Text: Susanne van Hooft

Looking back at this time of the COVID-19 pandemic, this image will be dominated by live-stream sessions and small concerts. But when we’re really looking for music that has been inspired by the virus, we’ll probably see less of that. ‘Stay Alive’ by Laura Jane Grace that was released last Friday could be a good example of an album that portrays this feeling of anxiety, distance and the new way of living related to the virus. 

It’s not the case that all the songs on this album are about COVID-19, that’s actually the opposite. There are songs about eating a croissant in Spain and about a river in Glasgow, songs about splitting up, but it is an album that screams to keep living. Mostly to not die. That is also what Grace herself tells us about the album and the way it sounds. Heart-breaking in its simplicity and heart-breaking because it sounds so vulnerable. This feeling is not only caused by Laura’s raw voice, but also by the special process of recording the album. All songs have completely been recorded and edited analogue; no computer has been used. During the recording, which only took two days, only Laura Jane Grace and Steve Albini were presents. What we hear are the recordings of songs that were recorded live. Often only one guitar is used, sometimes drums too as minimal support. You can hear the process; Grace takes her guitar and completely loses herself in the music. It sounds intimately, like it’s been made in her bedroom. The result is bare and honest. The other side of the coin for these stripped down songs is that the songs have to be really strong by themselves to remain intact in this situation and they only are partly. It sounds nice, but after listening to them a few times the truth of that some songs aren’t too good gets revealed, like ‘Hanging Tree’, after hearing it a few times, it’s been quite enough.

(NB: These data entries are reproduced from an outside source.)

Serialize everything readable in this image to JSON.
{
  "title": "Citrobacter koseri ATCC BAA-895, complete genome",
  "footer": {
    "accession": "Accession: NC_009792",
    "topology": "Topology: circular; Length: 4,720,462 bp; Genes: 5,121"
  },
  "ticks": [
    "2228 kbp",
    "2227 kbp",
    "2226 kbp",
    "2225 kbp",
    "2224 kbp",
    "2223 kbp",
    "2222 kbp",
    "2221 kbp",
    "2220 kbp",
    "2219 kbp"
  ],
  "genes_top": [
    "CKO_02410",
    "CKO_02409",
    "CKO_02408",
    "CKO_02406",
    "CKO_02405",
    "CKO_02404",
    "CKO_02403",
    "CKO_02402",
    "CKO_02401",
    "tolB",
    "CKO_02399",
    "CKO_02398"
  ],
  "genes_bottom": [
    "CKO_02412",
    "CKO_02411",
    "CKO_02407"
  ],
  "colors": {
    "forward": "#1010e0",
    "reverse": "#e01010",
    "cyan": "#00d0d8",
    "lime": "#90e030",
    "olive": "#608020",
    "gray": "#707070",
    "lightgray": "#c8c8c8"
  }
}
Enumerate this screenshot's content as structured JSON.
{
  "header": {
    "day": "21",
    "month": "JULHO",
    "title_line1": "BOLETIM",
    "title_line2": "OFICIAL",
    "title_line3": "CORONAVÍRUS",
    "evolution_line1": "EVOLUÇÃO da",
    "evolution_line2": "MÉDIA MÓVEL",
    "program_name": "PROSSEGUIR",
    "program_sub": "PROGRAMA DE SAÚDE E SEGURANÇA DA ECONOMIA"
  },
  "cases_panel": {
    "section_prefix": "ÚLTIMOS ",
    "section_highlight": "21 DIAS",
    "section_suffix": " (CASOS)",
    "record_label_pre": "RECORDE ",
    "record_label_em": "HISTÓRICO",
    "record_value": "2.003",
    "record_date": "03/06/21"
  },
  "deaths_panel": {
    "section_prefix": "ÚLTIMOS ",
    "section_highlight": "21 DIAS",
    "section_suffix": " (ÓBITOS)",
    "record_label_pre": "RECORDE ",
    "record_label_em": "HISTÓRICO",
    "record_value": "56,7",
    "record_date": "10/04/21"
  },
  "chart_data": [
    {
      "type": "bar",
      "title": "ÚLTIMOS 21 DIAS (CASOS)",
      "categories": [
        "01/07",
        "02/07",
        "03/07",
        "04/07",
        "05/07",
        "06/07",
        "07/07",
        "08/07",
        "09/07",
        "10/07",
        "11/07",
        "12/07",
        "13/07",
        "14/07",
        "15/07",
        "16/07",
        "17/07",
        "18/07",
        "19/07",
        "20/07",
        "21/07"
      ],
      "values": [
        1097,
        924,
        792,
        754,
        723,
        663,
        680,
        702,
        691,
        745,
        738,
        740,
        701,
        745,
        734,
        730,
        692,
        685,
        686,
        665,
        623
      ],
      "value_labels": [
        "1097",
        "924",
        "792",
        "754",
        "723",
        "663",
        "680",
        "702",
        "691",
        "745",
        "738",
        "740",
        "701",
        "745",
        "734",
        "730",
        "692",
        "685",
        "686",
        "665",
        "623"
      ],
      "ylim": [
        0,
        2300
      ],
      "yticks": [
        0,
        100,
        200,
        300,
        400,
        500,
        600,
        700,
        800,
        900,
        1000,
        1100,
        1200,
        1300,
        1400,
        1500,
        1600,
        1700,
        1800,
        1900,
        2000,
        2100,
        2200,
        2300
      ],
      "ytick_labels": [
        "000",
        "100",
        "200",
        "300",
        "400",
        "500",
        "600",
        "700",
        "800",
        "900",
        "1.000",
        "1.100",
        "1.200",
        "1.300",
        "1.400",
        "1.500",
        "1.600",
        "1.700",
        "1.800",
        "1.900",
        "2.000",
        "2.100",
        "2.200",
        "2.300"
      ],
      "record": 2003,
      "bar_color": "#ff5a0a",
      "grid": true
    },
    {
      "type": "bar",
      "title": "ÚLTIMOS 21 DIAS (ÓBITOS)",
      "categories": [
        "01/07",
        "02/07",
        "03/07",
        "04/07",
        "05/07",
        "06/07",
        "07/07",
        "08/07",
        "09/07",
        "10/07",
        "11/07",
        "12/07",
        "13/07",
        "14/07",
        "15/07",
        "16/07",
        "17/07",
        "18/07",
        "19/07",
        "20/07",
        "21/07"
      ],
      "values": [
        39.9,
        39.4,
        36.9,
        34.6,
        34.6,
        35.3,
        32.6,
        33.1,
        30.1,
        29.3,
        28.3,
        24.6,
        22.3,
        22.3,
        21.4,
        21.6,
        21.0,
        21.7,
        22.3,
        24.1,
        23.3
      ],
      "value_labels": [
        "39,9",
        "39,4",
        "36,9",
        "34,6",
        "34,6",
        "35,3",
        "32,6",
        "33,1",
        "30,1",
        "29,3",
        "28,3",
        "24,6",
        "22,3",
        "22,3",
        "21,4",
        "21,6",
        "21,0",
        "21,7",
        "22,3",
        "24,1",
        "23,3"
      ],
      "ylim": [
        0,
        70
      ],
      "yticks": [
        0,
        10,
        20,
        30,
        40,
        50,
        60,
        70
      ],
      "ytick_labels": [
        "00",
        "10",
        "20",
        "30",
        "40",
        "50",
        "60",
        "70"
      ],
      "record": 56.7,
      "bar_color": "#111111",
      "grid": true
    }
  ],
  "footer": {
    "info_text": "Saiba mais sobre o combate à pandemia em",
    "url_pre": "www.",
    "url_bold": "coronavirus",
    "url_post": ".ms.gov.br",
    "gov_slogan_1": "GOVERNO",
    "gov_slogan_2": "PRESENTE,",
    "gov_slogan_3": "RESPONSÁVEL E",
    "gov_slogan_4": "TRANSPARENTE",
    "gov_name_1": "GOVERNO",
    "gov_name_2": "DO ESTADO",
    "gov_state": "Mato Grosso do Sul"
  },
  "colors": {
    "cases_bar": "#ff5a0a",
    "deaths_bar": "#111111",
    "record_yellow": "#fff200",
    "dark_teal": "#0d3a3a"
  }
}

Some songs almost sound optimistic, like ‘Mountain Song’, but they invariably have a bitter, almost cynical undertone (‘When I said I loved you I only meant that I ought to’). It’s clear that this woman has had a moved life; born in a wrong body, addicted at 13, haunted by depression. After a lot of albums with a band, this is the first solo album. The plan was to make an album with Against Me! again, but things don’t always go as planned. So the message of this album about this crazy year is one that we probably all recognise: “I’m all fucked up, but I’m alive”.